Re: Re: Simplification and Arg[]
- To: mathgroup at smc.vnet.net
- Subject: [mg66612] Re: [mg66603] Re: [mg66593] Simplification and Arg[]
- From: Andrzej Kozlowski <akoz at mimuw.edu.pl>
- Date: Wed, 24 May 2006 03:01:47 -0400 (EDT)
- Sender: owner-wri-mathgroup at wolfram.com
On 23 May 2006, at 07:14, David Park wrote:
> Andrew,
>
> For doing complex algebra the BIG, BIG command is ComplexExpand.
> One can
> hardly get along without it. But for some reason, users starting
> out with
> complex algebra on Mathematica frequently overlook it. (Maybe they
> should
> have called it ComplexSimplify?)
I don't think so: it quite properly called ComplexExpand because it
"expands". In fact, for purely real expressions it will usually
return the same output as Expand:
ComplexExpand[(a + b)*(c + d)]
a*c + b*c + a*d + b*d
On the other hand if a and b are complex, the expression returned by
ComplexExpand will certainly in general not be simpler than the
original one:
ComplexExpand[(a + b)*(c + d), {a, b, c, d}]

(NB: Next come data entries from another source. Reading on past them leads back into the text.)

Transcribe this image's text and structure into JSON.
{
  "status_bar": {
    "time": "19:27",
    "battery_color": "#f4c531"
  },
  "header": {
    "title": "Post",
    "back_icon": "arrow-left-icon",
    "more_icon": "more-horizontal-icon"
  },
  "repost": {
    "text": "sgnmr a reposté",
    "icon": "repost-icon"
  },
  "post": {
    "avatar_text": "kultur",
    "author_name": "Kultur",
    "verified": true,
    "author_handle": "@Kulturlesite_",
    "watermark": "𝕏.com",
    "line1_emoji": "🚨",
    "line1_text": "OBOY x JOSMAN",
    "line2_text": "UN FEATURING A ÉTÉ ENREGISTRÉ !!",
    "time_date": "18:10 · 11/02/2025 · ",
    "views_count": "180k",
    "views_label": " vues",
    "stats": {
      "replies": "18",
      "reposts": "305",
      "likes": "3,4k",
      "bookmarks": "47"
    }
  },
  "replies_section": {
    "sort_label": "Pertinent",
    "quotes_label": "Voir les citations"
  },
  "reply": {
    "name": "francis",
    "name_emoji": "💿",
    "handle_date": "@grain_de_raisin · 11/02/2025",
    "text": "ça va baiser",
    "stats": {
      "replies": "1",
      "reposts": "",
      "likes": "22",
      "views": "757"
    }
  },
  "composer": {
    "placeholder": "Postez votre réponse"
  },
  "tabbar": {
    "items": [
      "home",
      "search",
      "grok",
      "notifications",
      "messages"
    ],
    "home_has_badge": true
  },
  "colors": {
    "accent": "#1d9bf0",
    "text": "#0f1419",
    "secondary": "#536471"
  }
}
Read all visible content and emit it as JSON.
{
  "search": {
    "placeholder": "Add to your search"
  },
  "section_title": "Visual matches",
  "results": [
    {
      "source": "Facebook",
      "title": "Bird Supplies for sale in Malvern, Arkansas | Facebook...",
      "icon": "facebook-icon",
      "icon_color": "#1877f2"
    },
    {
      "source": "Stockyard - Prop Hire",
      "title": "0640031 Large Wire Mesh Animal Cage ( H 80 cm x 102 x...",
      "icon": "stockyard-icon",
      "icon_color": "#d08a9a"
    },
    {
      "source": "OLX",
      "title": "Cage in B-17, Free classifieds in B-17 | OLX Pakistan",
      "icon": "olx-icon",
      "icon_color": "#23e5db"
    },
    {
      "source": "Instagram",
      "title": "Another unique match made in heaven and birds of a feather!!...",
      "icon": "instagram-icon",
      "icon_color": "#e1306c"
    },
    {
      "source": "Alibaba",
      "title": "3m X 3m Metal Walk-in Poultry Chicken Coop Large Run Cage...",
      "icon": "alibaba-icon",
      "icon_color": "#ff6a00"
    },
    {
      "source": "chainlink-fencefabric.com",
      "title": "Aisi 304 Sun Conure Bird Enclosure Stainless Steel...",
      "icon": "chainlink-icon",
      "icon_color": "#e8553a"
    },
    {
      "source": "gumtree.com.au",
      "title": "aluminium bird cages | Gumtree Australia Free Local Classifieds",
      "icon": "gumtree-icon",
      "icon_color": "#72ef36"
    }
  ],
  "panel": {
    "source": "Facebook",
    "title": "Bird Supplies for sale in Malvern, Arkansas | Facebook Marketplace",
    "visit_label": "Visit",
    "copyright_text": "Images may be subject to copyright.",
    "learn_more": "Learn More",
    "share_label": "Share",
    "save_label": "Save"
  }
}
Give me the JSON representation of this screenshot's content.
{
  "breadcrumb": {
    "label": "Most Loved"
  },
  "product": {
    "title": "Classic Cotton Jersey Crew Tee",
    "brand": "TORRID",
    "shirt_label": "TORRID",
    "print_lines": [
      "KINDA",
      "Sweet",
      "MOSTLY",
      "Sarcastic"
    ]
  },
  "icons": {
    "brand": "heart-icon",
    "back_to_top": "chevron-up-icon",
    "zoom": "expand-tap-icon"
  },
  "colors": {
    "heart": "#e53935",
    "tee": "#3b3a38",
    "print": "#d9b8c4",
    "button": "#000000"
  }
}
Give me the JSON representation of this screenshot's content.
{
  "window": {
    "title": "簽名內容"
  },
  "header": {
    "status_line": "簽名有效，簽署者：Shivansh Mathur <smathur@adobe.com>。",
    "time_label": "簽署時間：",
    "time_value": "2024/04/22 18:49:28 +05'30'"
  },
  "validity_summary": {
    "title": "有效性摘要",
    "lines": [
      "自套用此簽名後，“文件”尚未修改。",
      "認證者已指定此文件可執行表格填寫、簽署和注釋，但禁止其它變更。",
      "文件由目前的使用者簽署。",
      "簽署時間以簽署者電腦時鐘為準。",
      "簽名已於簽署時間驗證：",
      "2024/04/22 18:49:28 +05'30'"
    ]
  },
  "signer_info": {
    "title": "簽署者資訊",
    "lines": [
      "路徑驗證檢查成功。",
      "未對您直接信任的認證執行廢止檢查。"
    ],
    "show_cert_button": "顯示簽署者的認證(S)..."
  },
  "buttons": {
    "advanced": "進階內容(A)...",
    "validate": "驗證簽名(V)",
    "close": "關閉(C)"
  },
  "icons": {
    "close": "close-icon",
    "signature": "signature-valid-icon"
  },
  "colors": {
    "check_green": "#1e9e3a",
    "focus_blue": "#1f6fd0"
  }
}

(-Im[a])*Im[c] - Im[b]*Im[c] - Im[a]*Im[d] - Im[b]*Im[d] + Re[a]*Re
[c] + Re[b]*Re[c] + Re[a]*Re[d] + Re[b]*Re[d] +
I*(Im[c]*Re[a] + Im[d]*Re[a] + Im[c]*Re[b] + Im[d]*Re[b] + Im[a]*Re
[c] + Im[b]*Re[c] + Im[a]*Re[d] + Im[b]*Re[d])
I do not think I would call this "simplifying", would you? ;-)
Andrzej Kozlowski
Tokyo, Japan